The standard practice in this type of analysis is to discount both the health effects and the costs of the different programmes under consideration. There is no controversy about the appropriate discount rate to use for costs: the opportunity cost of capital. The discount rate for benefits is often thought to comprise two parts. One is a "pure" time preference for immediate over postponed consumption. The second relates to the fact that, as the prosperity of a society increases, the utility or benefit to it of a defined unit of consumption is less -- that is, there is declining marginal utility of a unit of consumption as income rises. Many cost-effectiveness studies have assumed that this applies to health benefits as well and have discounted future health at a rate between 3% and 5% per year. This practice has long been debated, and some people have argued that the discount rate for health benefits should be close to zero and certainly less than the discount rate for costs (20,22).

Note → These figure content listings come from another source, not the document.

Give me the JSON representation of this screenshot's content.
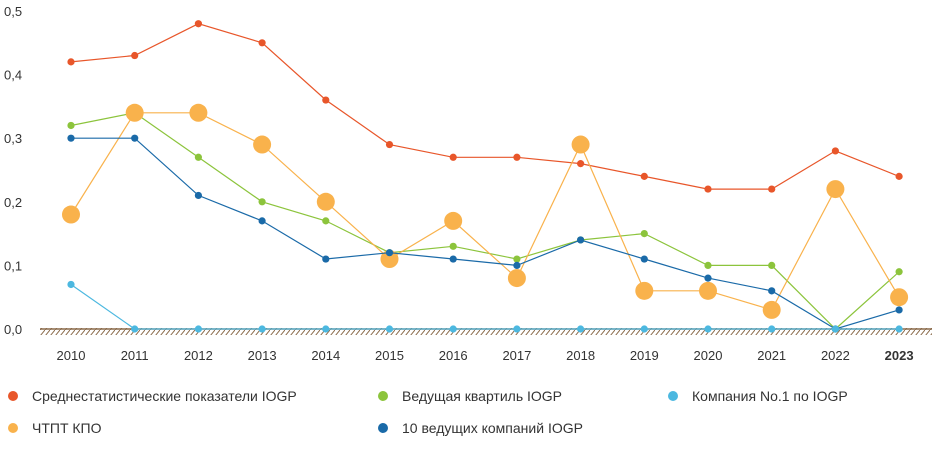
{
  "chart_data": {
    "type": "line",
    "ylim": [
      0,
      0.5
    ],
    "yticks": [
      "0,0",
      "0,1",
      "0,2",
      "0,3",
      "0,4",
      "0,5"
    ],
    "ytick_values": [
      0,
      0.1,
      0.2,
      0.3,
      0.4,
      0.5
    ],
    "categories": [
      "2010",
      "2011",
      "2012",
      "2013",
      "2014",
      "2015",
      "2016",
      "2017",
      "2018",
      "2019",
      "2020",
      "2021",
      "2022",
      "2023"
    ],
    "bold_category": "2023",
    "grid": false,
    "legend_position": "bottom",
    "series": [
      {
        "name": "Среднестатистические показатели IOGP",
        "color": "#e8562a",
        "marker": "small",
        "values": [
          0.42,
          0.43,
          0.48,
          0.45,
          0.36,
          0.29,
          0.27,
          0.27,
          0.26,
          0.24,
          0.22,
          0.22,
          0.28,
          0.24
        ]
      },
      {
        "name": "Ведущая квартиль IOGP",
        "color": "#8cc43c",
        "marker": "small",
        "values": [
          0.32,
          0.34,
          0.27,
          0.2,
          0.17,
          0.12,
          0.13,
          0.11,
          0.14,
          0.15,
          0.1,
          0.1,
          0.0,
          0.09
        ]
      },
      {
        "name": "Компания No.1 по IOGP",
        "color": "#4cb8e0",
        "marker": "small",
        "values": [
          0.07,
          0.0,
          0.0,
          0.0,
          0.0,
          0.0,
          0.0,
          0.0,
          0.0,
          0.0,
          0.0,
          0.0,
          0.0,
          0.0
        ]
      },
      {
        "name": "ЧТПТ КПО",
        "color": "#f9b24c",
        "marker": "large",
        "values": [
          0.18,
          0.34,
          0.34,
          0.29,
          0.2,
          0.11,
          0.17,
          0.08,
          0.29,
          0.06,
          0.06,
          0.03,
          0.22,
          0.05
        ]
      },
      {
        "name": "10 ведущих компаний IOGP",
        "color": "#1a6aa8",
        "marker": "small",
        "values": [
          0.3,
          0.3,
          0.21,
          0.17,
          0.11,
          0.12,
          0.11,
          0.1,
          0.14,
          0.11,
          0.08,
          0.06,
          0.0,
          0.03
        ]
      }
    ]
  },
  "legend": [
    {
      "label": "Среднестатистические показатели IOGP",
      "color": "#e8562a"
    },
    {
      "label": "Ведущая квартиль IOGP",
      "color": "#8cc43c"
    },
    {
      "label": "Компания No.1 по IOGP",
      "color": "#4cb8e0"
    },
    {
      "label": "ЧТПТ КПО",
      "color": "#f9b24c"
    },
    {
      "label": "10 ведущих компаний IOGP",
      "color": "#1a6aa8"
    }
  ],
  "axis_color": "#8a6a4a"
}
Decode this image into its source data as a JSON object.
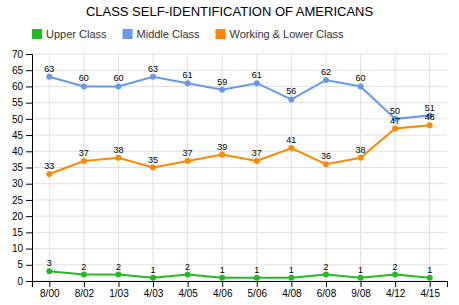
{
  "chart_data": {
    "type": "line",
    "title": "CLASS SELF-IDENTIFICATION OF AMERICANS",
    "categories": [
      "8/00",
      "8/02",
      "1/03",
      "4/03",
      "4/05",
      "4/06",
      "5/06",
      "4/08",
      "6/08",
      "9/08",
      "4/12",
      "4/15"
    ],
    "series": [
      {
        "name": "Upper Class",
        "color": "#22bb22",
        "values": [
          3,
          2,
          2,
          1,
          2,
          1,
          1,
          1,
          2,
          1,
          2,
          1
        ]
      },
      {
        "name": "Middle Class",
        "color": "#6699ee",
        "values": [
          63,
          60,
          60,
          63,
          61,
          59,
          61,
          56,
          62,
          60,
          50,
          51
        ]
      },
      {
        "name": "Working & Lower Class",
        "color": "#ff8800",
        "values": [
          33,
          37,
          38,
          35,
          37,
          39,
          37,
          41,
          36,
          38,
          47,
          48
        ]
      }
    ],
    "ylim": [
      0,
      70
    ],
    "yticks": [
      0,
      5,
      10,
      15,
      20,
      25,
      30,
      35,
      40,
      45,
      50,
      55,
      60,
      65,
      70
    ],
    "grid": true,
    "data_labels": true,
    "marker": "circle"
  }
}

This question is important for the analysis in the following section as it can change the relative priority of interventions. Not all health care programmes achieve results at the same rate. Public health and health promotion programmes in particular may take many years to produce tangible results, and applying a discount rate to the benefits of such programmes will reduce their apparent attractiveness compared with programmes that produce rapid benefits of a similar magnitude.

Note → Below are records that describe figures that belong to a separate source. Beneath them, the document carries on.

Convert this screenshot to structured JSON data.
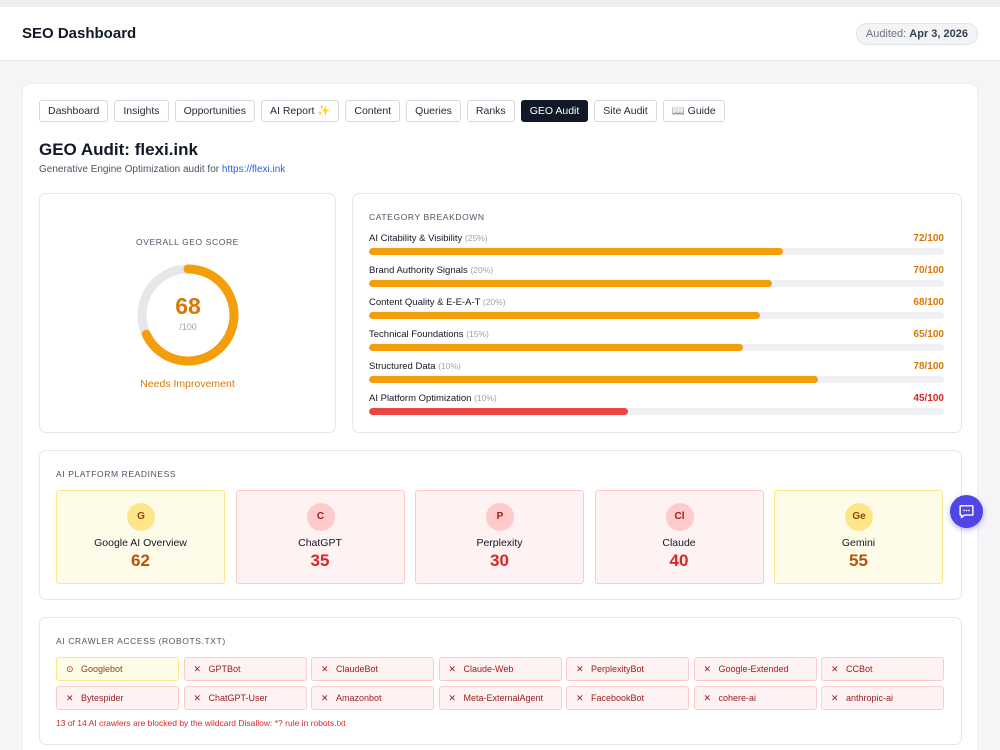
{
  "header": {
    "title": "SEO Dashboard",
    "audited_label": "Audited:",
    "audited_date": "Apr 3, 2026"
  },
  "tabs": [
    {
      "label": "Dashboard",
      "active": false
    },
    {
      "label": "Insights",
      "active": false
    },
    {
      "label": "Opportunities",
      "active": false
    },
    {
      "label": "AI Report ✨",
      "active": false
    },
    {
      "label": "Content",
      "active": false
    },
    {
      "label": "Queries",
      "active": false
    },
    {
      "label": "Ranks",
      "active": false
    },
    {
      "label": "GEO Audit",
      "active": true
    },
    {
      "label": "Site Audit",
      "active": false
    },
    {
      "label": "📖 Guide",
      "active": false
    }
  ],
  "page": {
    "title": "GEO Audit: flexi.ink",
    "subtitle_prefix": "Generative Engine Optimization audit for",
    "url": "https://flexi.ink"
  },
  "overall": {
    "heading": "Overall GEO Score",
    "score": "68",
    "max": "/100",
    "score_fraction": 0.68,
    "status": "Needs Improvement",
    "color": "#f59e0b"
  },
  "breakdown": {
    "heading": "Category Breakdown",
    "categories": [
      {
        "name": "AI Citability & Visibility",
        "weight": "(25%)",
        "score": "72/100",
        "value": 72,
        "color": "#f59e0b",
        "text_color": "#d97706"
      },
      {
        "name": "Brand Authority Signals",
        "weight": "(20%)",
        "score": "70/100",
        "value": 70,
        "color": "#f59e0b",
        "text_color": "#d97706"
      },
      {
        "name": "Content Quality & E-E-A-T",
        "weight": "(20%)",
        "score": "68/100",
        "value": 68,
        "color": "#f59e0b",
        "text_color": "#d97706"
      },
      {
        "name": "Technical Foundations",
        "weight": "(15%)",
        "score": "65/100",
        "value": 65,
        "color": "#f59e0b",
        "text_color": "#d97706"
      },
      {
        "name": "Structured Data",
        "weight": "(10%)",
        "score": "78/100",
        "value": 78,
        "color": "#f59e0b",
        "text_color": "#d97706"
      },
      {
        "name": "AI Platform Optimization",
        "weight": "(10%)",
        "score": "45/100",
        "value": 45,
        "color": "#ef4444",
        "text_color": "#dc2626"
      }
    ]
  },
  "platforms": {
    "heading": "AI Platform Readiness",
    "items": [
      {
        "badge": "G",
        "name": "Google AI Overview",
        "score": "62",
        "tone": "amber"
      },
      {
        "badge": "C",
        "name": "ChatGPT",
        "score": "35",
        "tone": "red"
      },
      {
        "badge": "P",
        "name": "Perplexity",
        "score": "30",
        "tone": "red"
      },
      {
        "badge": "Cl",
        "name": "Claude",
        "score": "40",
        "tone": "red"
      },
      {
        "badge": "Ge",
        "name": "Gemini",
        "score": "55",
        "tone": "amber"
      }
    ]
  },
  "crawlers": {
    "heading": "AI Crawler Access (robots.txt)",
    "bots": [
      {
        "name": "Googlebot",
        "status": "allowed",
        "icon": "⊙"
      },
      {
        "name": "GPTBot",
        "status": "blocked",
        "icon": "✕"
      },
      {
        "name": "ClaudeBot",
        "status": "blocked",
        "icon": "✕"
      },
      {
        "name": "Claude-Web",
        "status": "blocked",
        "icon": "✕"
      },
      {
        "name": "PerplexityBot",
        "status": "blocked",
        "icon": "✕"
      },
      {
        "name": "Google-Extended",
        "status": "blocked",
        "icon": "✕"
      },
      {
        "name": "CCBot",
        "status": "blocked",
        "icon": "✕"
      },
      {
        "name": "Bytespider",
        "status": "blocked",
        "icon": "✕"
      },
      {
        "name": "ChatGPT-User",
        "status": "blocked",
        "icon": "✕"
      },
      {
        "name": "Amazonbot",
        "status": "blocked",
        "icon": "✕"
      },
      {
        "name": "Meta-ExternalAgent",
        "status": "blocked",
        "icon": "✕"
      },
      {
        "name": "FacebookBot",
        "status": "blocked",
        "icon": "✕"
      },
      {
        "name": "cohere-ai",
        "status": "blocked",
        "icon": "✕"
      },
      {
        "name": "anthropic-ai",
        "status": "blocked",
        "icon": "✕"
      }
    ],
    "note": "13 of 14 AI crawlers are blocked by the wildcard Disallow: *? rule in robots.txt"
  },
  "chat": {
    "icon": "chat-bubble-icon"
  }
}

Common practice remains to discount costs and benefits at the same rate, so we follow the same practice in our baseline calculations using a rate of 3%. To be consistent with the approach used in Chapter 4 for measuring the burden of disease, age weights are also included in the baseline calculations.
The recent report of the Commission on Macroeconomics and Health suggested that interventions costing less than three times GDP per capita for each DALY averted represent good value for money and that, if a country could not afford to undertake them all from its own resources, the international community should find ways of supporting them (23). This report's classification of interventions is based on this principle, and defines very cost-effective interventions as those which avert each additional DALY at a cost less than GDP per capita, and cost-effective interventions as those where each DALY averted costs between one and three times GDP per capita.
Finally, cost-effectiveness analyses can be found in the published literature for some of the interventions discussed in this chapter, which does not, however, simply report the published results. The methods used for estimating costs and effectiveness varies considerably across the published studies and their results cannot be compared. Moreover, most provide insufficient information on how they estimated costs to be sure that all possible costs were included and valued appropriately. This report, therefore, re-estimated costs and effects using a standard approach for all interventions, although each study that could be found was evaluated to determine if the parameters it used could be incorporated.